IŞİD çetelerinin 2015 yılında Newroz gecesi Hasekê'nin Miftî köyüne bir saldırı düzenlediğini hatırlatan Jînda Ehmê, bu kez Türk devletinin katliamlarla Kürtlerin varlığını hedef aldığını ifade etti. Jînda Ehmê, konuşmasını şöyle sürdürdü: "İşgalci Türk devleti, 20 Aralık 2018'de Efrîn Kantonu’na saldırdı ve 18 Mart'ta Efrîn'i işgal etti. Efrîn'in işgali ile binlerce insan göç etmek zorunda kalmış, yüzlerce insan yaralanmış ve şehit olmuştur. Son olarak ise Kobanê'nin Berxbotan köyünde işgalci Türk devleti kutlama yapmak isteyen sivil bir aileye saldırdı. 7'si çocuk 9 kişi katledildi.”
‘Newroz ateşi hep yandı’
Kürtlere yönelik katliamlara rağmen her yıl Newroz ateşinin yandığına vurgu yapan Jînda Ehmê, 2025 Newrozu’nun ise Kürt Halk Önderi Abdullah Öcalan’ın tarihi çağrısı ile daha fazla anlam kazandığını ifade etti.

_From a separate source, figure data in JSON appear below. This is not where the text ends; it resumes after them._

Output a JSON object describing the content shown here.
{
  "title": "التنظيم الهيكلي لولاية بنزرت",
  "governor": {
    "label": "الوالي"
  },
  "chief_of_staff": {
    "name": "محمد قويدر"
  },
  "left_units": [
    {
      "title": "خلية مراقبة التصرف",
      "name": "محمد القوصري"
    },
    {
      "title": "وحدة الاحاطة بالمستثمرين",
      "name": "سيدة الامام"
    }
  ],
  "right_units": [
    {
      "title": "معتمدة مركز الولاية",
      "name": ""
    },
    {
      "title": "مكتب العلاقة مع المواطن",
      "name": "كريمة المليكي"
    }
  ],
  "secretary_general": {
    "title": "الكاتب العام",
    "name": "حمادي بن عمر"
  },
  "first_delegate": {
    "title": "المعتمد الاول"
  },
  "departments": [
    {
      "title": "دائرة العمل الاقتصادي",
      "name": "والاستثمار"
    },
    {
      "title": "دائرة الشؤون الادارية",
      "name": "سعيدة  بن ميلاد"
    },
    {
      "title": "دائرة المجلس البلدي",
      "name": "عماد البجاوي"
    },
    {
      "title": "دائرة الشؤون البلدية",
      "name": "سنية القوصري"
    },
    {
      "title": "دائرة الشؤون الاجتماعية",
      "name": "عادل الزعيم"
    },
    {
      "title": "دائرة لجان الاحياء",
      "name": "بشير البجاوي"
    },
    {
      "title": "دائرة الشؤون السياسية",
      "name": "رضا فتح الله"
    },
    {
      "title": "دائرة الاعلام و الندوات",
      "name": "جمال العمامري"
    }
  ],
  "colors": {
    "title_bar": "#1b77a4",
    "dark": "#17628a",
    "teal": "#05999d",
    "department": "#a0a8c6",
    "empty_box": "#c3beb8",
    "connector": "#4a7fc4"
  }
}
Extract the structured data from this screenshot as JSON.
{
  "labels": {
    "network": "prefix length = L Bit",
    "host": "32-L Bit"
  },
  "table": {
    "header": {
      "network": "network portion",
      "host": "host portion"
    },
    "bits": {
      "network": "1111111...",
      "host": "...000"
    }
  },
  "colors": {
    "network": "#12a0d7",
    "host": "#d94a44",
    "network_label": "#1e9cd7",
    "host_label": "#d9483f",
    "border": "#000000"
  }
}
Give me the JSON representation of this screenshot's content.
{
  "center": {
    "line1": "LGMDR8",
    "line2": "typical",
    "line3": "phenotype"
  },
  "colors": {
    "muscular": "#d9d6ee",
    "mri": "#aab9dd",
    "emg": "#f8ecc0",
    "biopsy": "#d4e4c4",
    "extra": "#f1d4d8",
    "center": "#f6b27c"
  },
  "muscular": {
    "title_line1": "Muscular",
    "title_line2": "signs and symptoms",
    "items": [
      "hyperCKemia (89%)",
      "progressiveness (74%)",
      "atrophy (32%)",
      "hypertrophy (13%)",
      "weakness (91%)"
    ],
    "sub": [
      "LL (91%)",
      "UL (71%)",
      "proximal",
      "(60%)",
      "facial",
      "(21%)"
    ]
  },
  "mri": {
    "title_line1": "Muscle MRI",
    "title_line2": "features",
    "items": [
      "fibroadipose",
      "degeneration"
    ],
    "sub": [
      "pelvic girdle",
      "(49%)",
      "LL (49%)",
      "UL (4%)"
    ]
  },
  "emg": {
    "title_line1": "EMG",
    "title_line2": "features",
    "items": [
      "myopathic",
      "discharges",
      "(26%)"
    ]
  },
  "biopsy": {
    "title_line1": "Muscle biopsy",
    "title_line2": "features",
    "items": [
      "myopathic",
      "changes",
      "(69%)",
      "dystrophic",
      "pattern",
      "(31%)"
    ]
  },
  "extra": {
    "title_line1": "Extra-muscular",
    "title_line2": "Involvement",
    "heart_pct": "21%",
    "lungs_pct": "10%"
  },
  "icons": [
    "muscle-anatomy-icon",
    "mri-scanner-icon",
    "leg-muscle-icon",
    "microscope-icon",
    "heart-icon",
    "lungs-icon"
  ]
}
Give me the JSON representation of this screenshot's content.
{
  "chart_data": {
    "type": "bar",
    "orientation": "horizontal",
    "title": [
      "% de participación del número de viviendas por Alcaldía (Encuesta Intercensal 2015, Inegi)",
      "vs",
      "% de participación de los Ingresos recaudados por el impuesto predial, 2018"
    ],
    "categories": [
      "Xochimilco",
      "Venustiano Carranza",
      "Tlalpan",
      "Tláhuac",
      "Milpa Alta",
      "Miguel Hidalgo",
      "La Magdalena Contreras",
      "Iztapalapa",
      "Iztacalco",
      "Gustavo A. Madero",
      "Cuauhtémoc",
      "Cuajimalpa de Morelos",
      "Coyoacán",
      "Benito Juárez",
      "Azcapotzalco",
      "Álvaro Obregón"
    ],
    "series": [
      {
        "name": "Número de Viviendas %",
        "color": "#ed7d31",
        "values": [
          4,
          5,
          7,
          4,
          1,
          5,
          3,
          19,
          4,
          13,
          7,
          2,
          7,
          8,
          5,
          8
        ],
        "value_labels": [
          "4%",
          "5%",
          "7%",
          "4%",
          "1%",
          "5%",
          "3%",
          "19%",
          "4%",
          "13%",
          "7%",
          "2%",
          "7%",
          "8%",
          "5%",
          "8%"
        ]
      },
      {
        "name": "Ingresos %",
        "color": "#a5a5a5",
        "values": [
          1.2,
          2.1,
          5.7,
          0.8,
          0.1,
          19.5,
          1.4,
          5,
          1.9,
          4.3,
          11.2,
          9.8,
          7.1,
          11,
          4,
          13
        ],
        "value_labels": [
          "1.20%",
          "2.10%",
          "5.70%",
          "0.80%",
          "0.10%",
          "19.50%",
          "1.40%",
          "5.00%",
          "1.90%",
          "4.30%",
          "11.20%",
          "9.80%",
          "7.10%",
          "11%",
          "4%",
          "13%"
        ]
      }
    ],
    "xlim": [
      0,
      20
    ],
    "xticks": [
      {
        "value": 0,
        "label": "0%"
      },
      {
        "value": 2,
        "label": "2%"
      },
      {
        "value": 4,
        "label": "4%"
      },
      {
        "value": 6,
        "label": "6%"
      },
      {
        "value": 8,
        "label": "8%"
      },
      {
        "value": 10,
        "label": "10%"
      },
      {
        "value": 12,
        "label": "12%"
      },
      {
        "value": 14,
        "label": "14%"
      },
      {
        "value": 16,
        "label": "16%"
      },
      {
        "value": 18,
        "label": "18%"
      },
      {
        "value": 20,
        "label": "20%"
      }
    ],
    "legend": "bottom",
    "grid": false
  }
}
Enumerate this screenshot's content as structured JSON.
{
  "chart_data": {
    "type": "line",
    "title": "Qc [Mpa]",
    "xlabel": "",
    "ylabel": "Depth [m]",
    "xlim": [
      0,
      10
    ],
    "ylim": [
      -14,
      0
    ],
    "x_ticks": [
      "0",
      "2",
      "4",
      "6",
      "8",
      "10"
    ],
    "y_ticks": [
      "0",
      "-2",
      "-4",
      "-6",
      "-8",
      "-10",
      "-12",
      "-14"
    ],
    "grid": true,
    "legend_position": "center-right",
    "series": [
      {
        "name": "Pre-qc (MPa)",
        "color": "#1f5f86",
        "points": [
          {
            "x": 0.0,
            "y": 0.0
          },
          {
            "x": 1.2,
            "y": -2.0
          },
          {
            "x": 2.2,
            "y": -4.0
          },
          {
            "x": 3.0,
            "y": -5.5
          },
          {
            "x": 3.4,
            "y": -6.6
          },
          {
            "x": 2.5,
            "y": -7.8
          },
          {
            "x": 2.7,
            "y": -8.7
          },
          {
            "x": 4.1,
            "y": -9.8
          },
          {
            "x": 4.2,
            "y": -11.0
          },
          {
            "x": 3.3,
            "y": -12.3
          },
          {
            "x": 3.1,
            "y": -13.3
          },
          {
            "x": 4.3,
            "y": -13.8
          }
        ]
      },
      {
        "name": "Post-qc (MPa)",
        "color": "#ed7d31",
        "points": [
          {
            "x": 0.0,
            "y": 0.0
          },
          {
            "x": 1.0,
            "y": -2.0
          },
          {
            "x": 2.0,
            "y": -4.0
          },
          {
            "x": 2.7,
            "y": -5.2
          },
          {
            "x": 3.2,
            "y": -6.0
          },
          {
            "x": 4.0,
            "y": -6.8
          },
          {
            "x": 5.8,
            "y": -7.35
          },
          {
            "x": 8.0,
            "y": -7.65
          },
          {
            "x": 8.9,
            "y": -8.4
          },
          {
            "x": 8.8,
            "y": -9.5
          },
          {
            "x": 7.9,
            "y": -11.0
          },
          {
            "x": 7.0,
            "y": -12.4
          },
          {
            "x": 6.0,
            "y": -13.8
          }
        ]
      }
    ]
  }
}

Jînda Ehmê, 2025 Newrozu’nun Ortadoğu krizinin çözümü olan Kürt Halk Önderi Abdullah Öcalan'ın fiziki özgürlüğünün Newrozu olacağını belirterek, konuşmasını şöyle tamamladı: "Newroz, Kürt halkı için tarihi bir gündür, nerede olursa olsun, Kürtler bugünü coşkuyla kutluyorlar. Önder Apo 2025 Newrozu’nu ezilen halklar için tarihi bir gün haline getirdi. Bugün Kuzey ve Doğu Suriye'deki tüm bölgeler Newroz ateşi etrafında birleşmiş durumda. Yeni Suriye’de herkesin kendi kültürü ile kendi bayramlarını özgür bir şekilde kutlayabilmelerini istiyoruz.”